Incorrect ARP response (network)

Sanjuro sanjuroe at xs4all.nl
Sat Nov 30 06:18:33 PST 2002


 > You're not going to like hearing this, but that's the default
 > behaviour for the 2.4.x kernels

You're right, from my point of view this is a very strange default 
behaviour. But according to the Linux kernel doc this behaviour 
"increases the chance of successful communication". Although I can't 
think of a situation in which this would apply.

 > Don't do that.  They might also point and laugh at you.  ;)

Yes, well I thought they might if I had reported it. But I have spend 
days trying to track down the problem, and i DID use Google. But I 
couldn't find anything to help me. Now I know what the problem is I know 
what to search for and now I found some usefull information, but still 
some things are unclear.
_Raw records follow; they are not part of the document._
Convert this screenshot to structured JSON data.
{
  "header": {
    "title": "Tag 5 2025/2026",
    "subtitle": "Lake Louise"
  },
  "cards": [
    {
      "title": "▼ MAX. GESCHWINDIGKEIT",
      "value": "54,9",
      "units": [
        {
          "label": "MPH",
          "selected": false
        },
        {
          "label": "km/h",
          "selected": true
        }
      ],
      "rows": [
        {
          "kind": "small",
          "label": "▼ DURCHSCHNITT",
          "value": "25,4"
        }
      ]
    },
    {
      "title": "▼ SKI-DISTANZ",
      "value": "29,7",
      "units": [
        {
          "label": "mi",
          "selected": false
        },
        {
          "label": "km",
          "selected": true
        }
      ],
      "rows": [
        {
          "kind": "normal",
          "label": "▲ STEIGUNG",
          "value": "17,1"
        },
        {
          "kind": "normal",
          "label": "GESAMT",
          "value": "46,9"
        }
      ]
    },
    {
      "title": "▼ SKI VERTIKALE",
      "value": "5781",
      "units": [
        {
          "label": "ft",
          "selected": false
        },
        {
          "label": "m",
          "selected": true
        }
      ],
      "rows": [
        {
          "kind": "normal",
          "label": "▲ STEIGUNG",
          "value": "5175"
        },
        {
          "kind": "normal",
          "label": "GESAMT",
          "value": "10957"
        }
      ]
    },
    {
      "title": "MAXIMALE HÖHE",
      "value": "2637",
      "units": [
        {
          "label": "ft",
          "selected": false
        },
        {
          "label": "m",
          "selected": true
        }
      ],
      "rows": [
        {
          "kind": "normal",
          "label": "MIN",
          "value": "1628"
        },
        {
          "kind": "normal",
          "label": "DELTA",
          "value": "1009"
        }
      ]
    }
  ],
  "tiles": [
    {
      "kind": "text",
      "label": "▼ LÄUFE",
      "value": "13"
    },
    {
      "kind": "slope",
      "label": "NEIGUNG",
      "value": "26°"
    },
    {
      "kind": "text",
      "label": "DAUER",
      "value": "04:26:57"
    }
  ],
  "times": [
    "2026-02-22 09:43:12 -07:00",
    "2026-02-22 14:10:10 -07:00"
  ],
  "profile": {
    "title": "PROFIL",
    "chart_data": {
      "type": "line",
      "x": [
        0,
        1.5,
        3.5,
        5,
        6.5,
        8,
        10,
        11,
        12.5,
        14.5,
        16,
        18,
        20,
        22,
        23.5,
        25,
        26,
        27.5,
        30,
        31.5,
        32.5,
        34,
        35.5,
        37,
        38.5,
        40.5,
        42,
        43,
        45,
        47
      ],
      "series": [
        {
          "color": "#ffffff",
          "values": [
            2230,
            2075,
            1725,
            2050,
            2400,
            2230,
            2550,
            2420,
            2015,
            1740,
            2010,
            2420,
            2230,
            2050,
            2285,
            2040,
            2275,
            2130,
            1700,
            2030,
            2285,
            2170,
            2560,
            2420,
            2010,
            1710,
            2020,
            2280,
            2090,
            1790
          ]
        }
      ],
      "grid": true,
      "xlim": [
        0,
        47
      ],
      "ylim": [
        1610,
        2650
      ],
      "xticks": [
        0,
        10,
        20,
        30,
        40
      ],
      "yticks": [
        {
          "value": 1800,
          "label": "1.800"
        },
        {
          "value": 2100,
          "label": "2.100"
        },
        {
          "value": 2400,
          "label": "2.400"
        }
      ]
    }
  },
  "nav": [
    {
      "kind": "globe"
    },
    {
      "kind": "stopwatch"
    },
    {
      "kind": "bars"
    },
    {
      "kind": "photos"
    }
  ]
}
But how could I have found this on my own?!? 
(This doesn't mean that I don't appreciate your help, i do, very much so.)

 > with 2.4.x you do need a patch to change this behaviour
 > Don't forget to read the little hidden.txt file

That was very helpfull, it suggested the use of rp_filter and arp_filter 
for my setup (2 NICs on 1 hub), so I don't even have to apply the patch. 
I did and everything is working know as -I- expect it too.

But I fully agree with some other people who posted to other 
mailinglists (I found them with Google once I knew what to look for) who 
complained about lack of documentation about this subject.

Thank you for this reply,

Sanjuro

Dagmar d'Surreal wrote:
> On Fri, 2002-11-29 at 04:09, Sanjuro wrote:
> (snippage)
> 
>>So both cards are responding to an IP that is attached to only one of 
>>them. This behaviour is the same in kernel 2.4.19 and 2.4.20. This is a 
>>problem because depending on which one arrives first Windows send 
>>network traffic to the wrong network card, which happens to be blocked 
>>using iptables resulting in a loss of connection.
>>
>>My question: What could I have possible to get the kernel to do this? Is 
>>it possible I compiled a strange options into the kernel? I am not 
>>setting any kernel parameters at run-time or a boot time, so that can't 
>>be it.
> 
> 
> You're not going to like hearing this, but that's the default (and
> considered "normal") behaviour for the 2.4.x kernels--to respond to ARP
> queries for all it's addressses on any interface.
> 
> 
>>I have tried everything else, if no-one can think of something that 
>>might causing this I think I will file a bug report with the Realtek 
>>kernel driver maintainer.
> 
> 
> Don't do that.  It's not their responsibility.  They might also point
> and laugh at you.  ;)
> 
> If you were running a 2.2.x kernel, this wouldn't be necessary but since
> the mechanism has been changed around somewhat with 2.4.x you do need a
> patch to change this behaviour (which can be more than just a little
> annoying when you're trying to set up a firewall and lamers outside your
> private network are leaking private network addresses that match
> yours--well, annoying for _them_ anyway).  You could hop over to Google
> and punch in "linux 2.4 hidden patch" or you could just cut to the chase
> and go straight to http://www.linux-vs.org/~julian/#hidden.  Don't
> forget to read the little hidden.txt file listed on that page which
> explains a little more about what's going on and what (little) you need
> to do once you've applied the patch and rebuilt your kernel.